You need to know how they got that way.  

     From their grammar & speech patterns to their philosophies, the ethnic, socio-economic, physical and emotional backgrounds you devise should~~must~~affect your characters as they make their way through your story.

     A fraction of this information should/will wind up in print. (Beware the dreaded info dump, but that's another blog.) Instead you want it filling your imagination as you create fully formed characters. Then when the Martians land, the will is read, the prom date arrives an hour late, your reader is right there in the scene, breathless with anticipation. NOT shrugging in an armchair muttering, "What the heck, he'd never do that."

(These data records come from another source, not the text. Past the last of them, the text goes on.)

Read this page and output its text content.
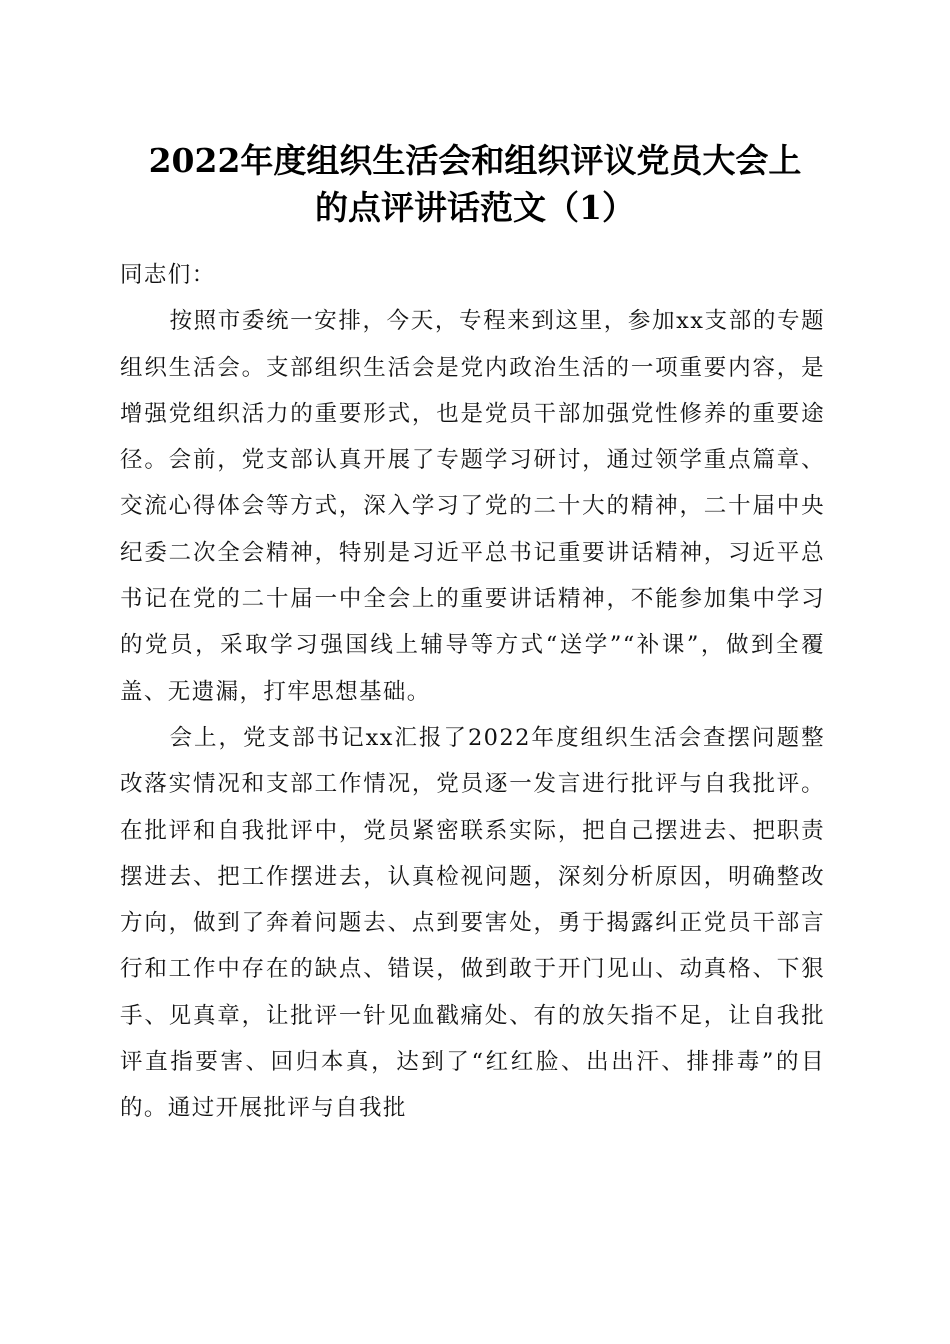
2022年度组织生活会和组织评议党员大会上
的点评讲话范文（1）

同志们：

按照市委统一安排，今天，专程来到这里，参加xx支部的专题组织生活会。支部组织生活会是党内政治生活的一项重要内容，是增强党组织活力的重要形式，也是党员干部加强党性修养的重要途径。会前，党支部认真开展了专题学习研讨，通过领学重点篇章、交流心得体会等方式，深入学习了党的二十大的精神，二十届中央纪委二次全会精神，特别是习近平总书记重要讲话精神，习近平总书记在党的二十届一中全会上的重要讲话精神，不能参加集中学习的党员，采取学习强国线上辅导等方式“送学”“补课”，做到全覆盖、无遗漏，打牢思想基础。

会上，党支部书记xx汇报了2022年度组织生活会查摆问题整改落实情况和支部工作情况，党员逐一发言进行批评与自我批评。在批评和自我批评中，党员紧密联系实际，把自己摆进去、把职责摆进去、把工作摆进去，认真检视问题，深刻分析原因，明确整改方向，做到了奔着问题去、点到要害处，勇于揭露纠正党员干部言行和工作中存在的缺点、错误，做到敢于开门见山、动真格、下狠手、见真章，让批评一针见血戳痛处、有的放矢指不足，让自我批评直指要害、回归本真，达到了“红红脸、出出汗、排排毒”的目的。通过开展批评与自我批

    Create a character sheet for every important member of your novel. List, manipulate, design the cast you're about to bring to life. 
 For one thing, 
these preliminaries save you time 
in the long run. 

 For another, 
it's  a lot more fun than actually 
writing       the       book. 

~~Some suggestions to get you started~~ 

  • Full name & significance, if any
  • Full names of parents & significance, if any
  • Occupations of parents 
  • Go back another generation. Include grandparents
  • Family dynamics: Two parents? One? Which one?
  • Siblings & ages, order within the family
  • Religious affiliation, if any
  • Full physical description
  • Education:  Name & location of schools, K-thru whatever. Public or private? If private, day or boarding?
  • Economic background: Old Money, New Money, No Money?
  • Incidentals: hobbies, pastimes, allergies, cravings
     Whether your character works against the background you’ve devised or reflects it in stereotypical detail, you’ve provided a solid frame on which to weave voice, behavior, attitude and goals as you hook your reader with their tale you’re telling.


Augusta Scattergood said...

Oh, boy, does this ever take me back to Lee's porch and those early writers' group meetings! Your words of wisdom taught me a lot. Thanks for the reminder. Now I'm off to create some new characters!

About Karen Williams said...

Stated creatively, in a nutshell. This writer knows her stuff.

Carol Baldwin said...

I agree with Karen--this is a good nutshell synopsis of what we all need to do. Thanks! looking forward to part 2.

Lee Stokes Hilton said...

Such a great post. Works even for those of us who write about our own lives -- remembering to make yourself a 360-degree character.